# HSQLDB Datenbank Manager



## benedikt.s (18. Aug 2008)

Hallo zusammen,

kann mir jemand einen komfortablen HSQLDB Datenbank Manager empfehlen?
Der mitgelieferte Manager ist ja recht dürftig.

Benötigte (Grund)-Features wären:

- Tabellen / Felder / Funktionen - erstellen, ändern, löschen
- Datensätze - erstellen, ändern, löschen

Arbeite normalerweise mit dem EMS SQL-Manager, der gefällt mir recht gut.
Gibt leider keine Version für HSQLDB.

Kann auch kommerziell sein.

Danke und Gruß,
Benedikt


----------



## tfa (18. Aug 2008)

http://www.minq.se/products/dbvis/


----------



## benedikt.s (18. Aug 2008)

tfa hat gesagt.:
			
		

> http://www.minq.se/products/dbvis/



Erstellen von Tabellen und einfügen/ändern/löschen von Datensätzen geht damit schon recht komfortabel.

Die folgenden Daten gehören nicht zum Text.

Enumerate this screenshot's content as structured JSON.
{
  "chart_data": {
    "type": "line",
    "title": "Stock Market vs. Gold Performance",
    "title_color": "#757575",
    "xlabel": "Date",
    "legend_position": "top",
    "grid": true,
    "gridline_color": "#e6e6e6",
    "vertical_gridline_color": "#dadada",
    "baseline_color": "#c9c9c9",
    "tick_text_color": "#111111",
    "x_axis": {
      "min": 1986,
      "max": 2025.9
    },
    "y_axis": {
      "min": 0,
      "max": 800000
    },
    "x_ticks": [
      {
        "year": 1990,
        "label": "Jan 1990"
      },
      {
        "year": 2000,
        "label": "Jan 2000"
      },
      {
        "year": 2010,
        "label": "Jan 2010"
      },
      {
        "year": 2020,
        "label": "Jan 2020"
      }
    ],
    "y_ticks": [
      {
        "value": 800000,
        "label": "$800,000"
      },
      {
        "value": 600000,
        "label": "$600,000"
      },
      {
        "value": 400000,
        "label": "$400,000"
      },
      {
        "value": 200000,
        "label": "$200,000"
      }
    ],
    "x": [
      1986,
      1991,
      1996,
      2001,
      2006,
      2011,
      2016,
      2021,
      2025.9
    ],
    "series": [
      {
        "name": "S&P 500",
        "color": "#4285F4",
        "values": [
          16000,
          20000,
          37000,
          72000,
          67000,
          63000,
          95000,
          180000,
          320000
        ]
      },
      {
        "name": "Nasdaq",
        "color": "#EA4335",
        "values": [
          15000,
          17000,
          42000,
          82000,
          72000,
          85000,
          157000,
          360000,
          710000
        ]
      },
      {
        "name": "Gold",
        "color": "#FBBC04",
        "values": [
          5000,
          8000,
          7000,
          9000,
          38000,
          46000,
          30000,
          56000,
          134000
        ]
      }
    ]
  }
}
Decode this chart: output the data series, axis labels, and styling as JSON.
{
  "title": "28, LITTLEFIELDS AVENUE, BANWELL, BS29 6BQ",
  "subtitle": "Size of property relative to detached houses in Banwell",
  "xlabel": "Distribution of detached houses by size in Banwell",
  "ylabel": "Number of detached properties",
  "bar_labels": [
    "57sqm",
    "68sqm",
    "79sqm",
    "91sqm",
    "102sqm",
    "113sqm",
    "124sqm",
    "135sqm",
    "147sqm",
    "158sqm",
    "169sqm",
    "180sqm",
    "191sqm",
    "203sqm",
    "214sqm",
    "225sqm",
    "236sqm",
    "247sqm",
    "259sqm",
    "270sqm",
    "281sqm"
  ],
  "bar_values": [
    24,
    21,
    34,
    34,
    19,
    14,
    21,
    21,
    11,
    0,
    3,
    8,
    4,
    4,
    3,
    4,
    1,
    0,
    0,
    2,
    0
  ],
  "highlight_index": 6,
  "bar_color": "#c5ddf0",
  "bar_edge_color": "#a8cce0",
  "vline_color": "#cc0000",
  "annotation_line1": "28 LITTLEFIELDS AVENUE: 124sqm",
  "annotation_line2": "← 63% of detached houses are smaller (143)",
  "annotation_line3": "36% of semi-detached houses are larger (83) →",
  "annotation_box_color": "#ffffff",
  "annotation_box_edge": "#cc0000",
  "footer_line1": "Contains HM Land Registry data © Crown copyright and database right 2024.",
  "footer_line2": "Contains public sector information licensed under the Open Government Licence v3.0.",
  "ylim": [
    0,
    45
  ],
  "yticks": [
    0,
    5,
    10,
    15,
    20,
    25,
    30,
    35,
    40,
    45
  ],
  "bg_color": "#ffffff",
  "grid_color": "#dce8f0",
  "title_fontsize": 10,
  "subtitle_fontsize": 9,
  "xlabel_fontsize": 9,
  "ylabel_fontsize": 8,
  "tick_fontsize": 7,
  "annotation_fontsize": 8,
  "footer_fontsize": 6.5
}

Leider kann das Programm keine Änderungen an Tabellen/Spalten vornehmen wenn Diese einmal erstellt wurden.

Gibt es noch weitere Vorschläge?

Danke und Gruß
Benedikt


----------



## tfa (18. Aug 2008)

Wenn du bestehende Tabellen ändern willst, kannst du das mit dem ALTER TABLE Statement machen.


----------



## benedikt.s (19. Aug 2008)

tfa hat gesagt.:
			
		

> Wenn du bestehende Tabellen ändern willst, kannst du das mit dem ALTER TABLE Statement machen.



Ja ist klar. Die ganze DB kann mittels SQL Statements verwaltet werden...

Da mir das auf die Dauer aber zu aufwendig ist suche ich ein vernünftiges Tool, dass diese
Standard-Aufgaben per GUI bewältigen lässt.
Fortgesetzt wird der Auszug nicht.